We were given the opportunity by the College of Medicine and the Ministry of Health to do a feasibility analysis and have some faculty leaders from the community work with our department to look at how we might be able to have residency training and in the southeast, and what communities were available and had the right mix of patients and physicians and other team members to start taking on.

And so the team that did that presented that information back to us, and then we got the go-ahead from the College of Medicine and the Ministry to start recruiting residents and moving forward on it. So it was really a team effort between the Health Authority, the College of Medicine and the Ministry to have all the right pieces in place to put this together for us.

Will this be a permanent expansion of the program?
Our hope is that it’s permanently in place. Usually we don’t move to this until we’re fairly comfortable that it’s going to be successful. So barring anything unusual, I don’t see it stopping and this is the process we’ve used as we’ve expanded training around the province in the past.

Is rural placement fairly commonplace through medical schools? Or is this fairly unusual?
There are opportunities throughout the undergraduate program and I think when you look across Canada, and even across Saskatchewan, it’s fairly common. Approximately half of our residents train outside of Regina and Saskatoon each year. So it’s a growing recognition of the importance and taking advantage of all of the opportunities we have to train.
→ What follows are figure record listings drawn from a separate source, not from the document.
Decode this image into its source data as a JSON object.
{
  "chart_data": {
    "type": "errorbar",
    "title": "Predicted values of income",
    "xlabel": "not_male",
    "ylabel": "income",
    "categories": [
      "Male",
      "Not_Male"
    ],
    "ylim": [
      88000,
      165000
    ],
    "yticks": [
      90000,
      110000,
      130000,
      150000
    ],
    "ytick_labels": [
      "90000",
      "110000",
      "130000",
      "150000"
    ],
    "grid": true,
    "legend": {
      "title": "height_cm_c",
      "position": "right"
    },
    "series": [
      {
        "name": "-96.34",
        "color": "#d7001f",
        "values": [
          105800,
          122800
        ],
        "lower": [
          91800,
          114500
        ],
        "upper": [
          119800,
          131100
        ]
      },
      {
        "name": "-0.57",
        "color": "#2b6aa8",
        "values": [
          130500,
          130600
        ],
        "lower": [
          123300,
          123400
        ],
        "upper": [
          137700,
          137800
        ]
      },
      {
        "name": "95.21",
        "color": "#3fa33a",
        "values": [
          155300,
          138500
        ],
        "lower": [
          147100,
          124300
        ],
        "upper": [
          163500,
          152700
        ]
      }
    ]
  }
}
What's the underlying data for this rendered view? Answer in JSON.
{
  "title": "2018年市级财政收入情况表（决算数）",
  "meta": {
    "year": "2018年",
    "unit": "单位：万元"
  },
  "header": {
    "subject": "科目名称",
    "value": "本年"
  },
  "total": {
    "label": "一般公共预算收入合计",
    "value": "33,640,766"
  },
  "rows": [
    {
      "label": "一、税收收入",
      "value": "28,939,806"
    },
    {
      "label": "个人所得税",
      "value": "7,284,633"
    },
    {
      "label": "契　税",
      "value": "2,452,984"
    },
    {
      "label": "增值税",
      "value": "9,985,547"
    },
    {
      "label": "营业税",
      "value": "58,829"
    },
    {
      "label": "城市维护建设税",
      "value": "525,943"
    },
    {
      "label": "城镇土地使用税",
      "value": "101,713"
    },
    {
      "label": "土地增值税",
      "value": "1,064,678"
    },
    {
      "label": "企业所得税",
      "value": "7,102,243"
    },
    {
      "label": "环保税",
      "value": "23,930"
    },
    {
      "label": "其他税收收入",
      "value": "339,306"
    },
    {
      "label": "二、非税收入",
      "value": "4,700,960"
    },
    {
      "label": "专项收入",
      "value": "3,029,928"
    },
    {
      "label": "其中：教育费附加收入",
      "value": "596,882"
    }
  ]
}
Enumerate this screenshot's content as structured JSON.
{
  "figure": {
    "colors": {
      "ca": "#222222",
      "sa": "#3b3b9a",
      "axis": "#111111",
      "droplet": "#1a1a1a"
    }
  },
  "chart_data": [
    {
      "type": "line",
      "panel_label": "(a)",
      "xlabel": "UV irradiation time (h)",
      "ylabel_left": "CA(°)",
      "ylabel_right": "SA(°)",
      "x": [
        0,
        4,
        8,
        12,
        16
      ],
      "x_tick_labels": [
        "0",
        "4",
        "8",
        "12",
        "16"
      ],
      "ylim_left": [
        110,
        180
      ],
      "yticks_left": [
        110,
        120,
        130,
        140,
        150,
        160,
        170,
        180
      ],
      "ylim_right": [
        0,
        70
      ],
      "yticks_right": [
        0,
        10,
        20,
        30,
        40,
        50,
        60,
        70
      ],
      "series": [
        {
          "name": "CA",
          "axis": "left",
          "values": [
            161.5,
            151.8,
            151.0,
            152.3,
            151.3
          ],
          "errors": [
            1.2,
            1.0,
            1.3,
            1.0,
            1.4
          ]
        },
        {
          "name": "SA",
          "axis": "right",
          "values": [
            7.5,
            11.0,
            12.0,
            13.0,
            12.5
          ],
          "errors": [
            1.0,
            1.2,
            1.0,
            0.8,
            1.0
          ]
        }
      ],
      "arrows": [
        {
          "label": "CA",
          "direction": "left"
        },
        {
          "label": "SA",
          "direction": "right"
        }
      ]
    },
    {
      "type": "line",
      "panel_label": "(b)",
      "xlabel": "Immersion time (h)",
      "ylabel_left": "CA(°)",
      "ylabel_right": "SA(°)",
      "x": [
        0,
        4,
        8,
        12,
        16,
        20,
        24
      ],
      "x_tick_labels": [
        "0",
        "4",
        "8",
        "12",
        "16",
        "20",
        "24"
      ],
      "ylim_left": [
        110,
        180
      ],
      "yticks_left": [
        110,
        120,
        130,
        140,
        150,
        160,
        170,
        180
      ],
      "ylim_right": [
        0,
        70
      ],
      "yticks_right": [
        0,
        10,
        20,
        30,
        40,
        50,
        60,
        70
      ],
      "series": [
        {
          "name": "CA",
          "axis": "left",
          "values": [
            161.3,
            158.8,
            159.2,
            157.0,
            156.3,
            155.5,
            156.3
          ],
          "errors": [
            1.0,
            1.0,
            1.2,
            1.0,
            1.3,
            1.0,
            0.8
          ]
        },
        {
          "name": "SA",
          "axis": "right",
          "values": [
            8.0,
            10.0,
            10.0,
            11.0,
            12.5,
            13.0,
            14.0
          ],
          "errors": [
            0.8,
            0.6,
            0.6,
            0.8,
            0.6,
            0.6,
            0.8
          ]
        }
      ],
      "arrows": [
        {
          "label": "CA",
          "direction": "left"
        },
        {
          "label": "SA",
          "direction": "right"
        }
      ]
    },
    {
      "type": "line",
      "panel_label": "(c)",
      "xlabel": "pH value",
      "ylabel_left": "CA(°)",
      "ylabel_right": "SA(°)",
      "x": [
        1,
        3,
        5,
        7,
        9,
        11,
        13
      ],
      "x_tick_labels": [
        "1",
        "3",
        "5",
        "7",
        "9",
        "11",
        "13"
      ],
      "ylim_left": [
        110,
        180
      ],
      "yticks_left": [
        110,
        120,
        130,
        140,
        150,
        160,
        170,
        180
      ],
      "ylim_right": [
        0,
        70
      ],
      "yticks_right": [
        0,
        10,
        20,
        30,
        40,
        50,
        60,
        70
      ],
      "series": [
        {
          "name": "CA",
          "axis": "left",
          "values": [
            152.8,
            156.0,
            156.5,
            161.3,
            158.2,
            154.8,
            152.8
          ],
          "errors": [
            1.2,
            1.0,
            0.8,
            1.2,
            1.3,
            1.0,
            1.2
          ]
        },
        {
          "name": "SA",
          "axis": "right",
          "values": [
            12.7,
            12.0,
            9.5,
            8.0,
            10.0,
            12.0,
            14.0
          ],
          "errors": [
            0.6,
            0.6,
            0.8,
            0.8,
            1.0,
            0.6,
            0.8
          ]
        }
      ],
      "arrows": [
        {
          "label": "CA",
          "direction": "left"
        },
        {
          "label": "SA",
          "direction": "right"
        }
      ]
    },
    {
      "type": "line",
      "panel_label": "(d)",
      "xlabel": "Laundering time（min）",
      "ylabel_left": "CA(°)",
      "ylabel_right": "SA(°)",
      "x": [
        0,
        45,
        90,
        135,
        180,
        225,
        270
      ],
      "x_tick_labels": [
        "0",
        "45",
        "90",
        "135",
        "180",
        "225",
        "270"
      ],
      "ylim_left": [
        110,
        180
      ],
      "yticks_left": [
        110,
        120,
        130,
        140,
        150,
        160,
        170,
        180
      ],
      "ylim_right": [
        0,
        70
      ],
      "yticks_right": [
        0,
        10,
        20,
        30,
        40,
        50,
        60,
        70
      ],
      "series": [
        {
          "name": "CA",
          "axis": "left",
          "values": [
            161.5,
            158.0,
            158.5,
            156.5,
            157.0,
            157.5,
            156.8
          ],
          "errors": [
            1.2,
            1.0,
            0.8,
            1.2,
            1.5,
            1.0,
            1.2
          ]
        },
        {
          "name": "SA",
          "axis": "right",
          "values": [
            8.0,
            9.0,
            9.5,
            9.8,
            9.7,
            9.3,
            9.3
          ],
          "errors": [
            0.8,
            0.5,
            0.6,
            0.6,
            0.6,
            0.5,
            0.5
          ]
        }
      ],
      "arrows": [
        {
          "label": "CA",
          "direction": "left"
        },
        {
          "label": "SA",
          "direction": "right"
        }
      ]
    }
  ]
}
We also know that it provides a great environment for learning and that if we train people where we want them to practice, they’re more likely to be comfortable practicing there.

What are the main benefits of having some of the training outside of the major centers?
Well, I think that, first of all, there’s no reason why it has to be in the main centers. I think that the learners get an opportunity to provide care in a place where there aren’t as many layers and layers of learners, layers of other consultants. So when we’re looking at family medicine, and people that are really working, first contact with people training in a place where there aren’t a whole lot of other people, there is really an ideal opportunity for them to gain skills and refine what they need to learn. And I think a big part of it is, again, we need family physicians everywhere in Saskatchewan, but making sure that people understand that this is a rewarding and meaningful place to work and that they have the skills there by having trained there I think is an important element for us.

How involved will some of the local physicians be in supervising these residents?
It will all be local. Our department is spread out throughout the entire province. So we have many people in different communities leading this and so centrally within the department, we provide some of the core academic support, but all the day to day teaching and supervision is provided by the people in the community.

How excited are you to see this project go ahead?
I think it’s absolutely wonderful. I’m so excited for the community. And I’m so grateful to the people who have taken this step with us, both the staff and the physicians and soon to be the community members that are all going to be part of this. I think it’s a huge step forward for us.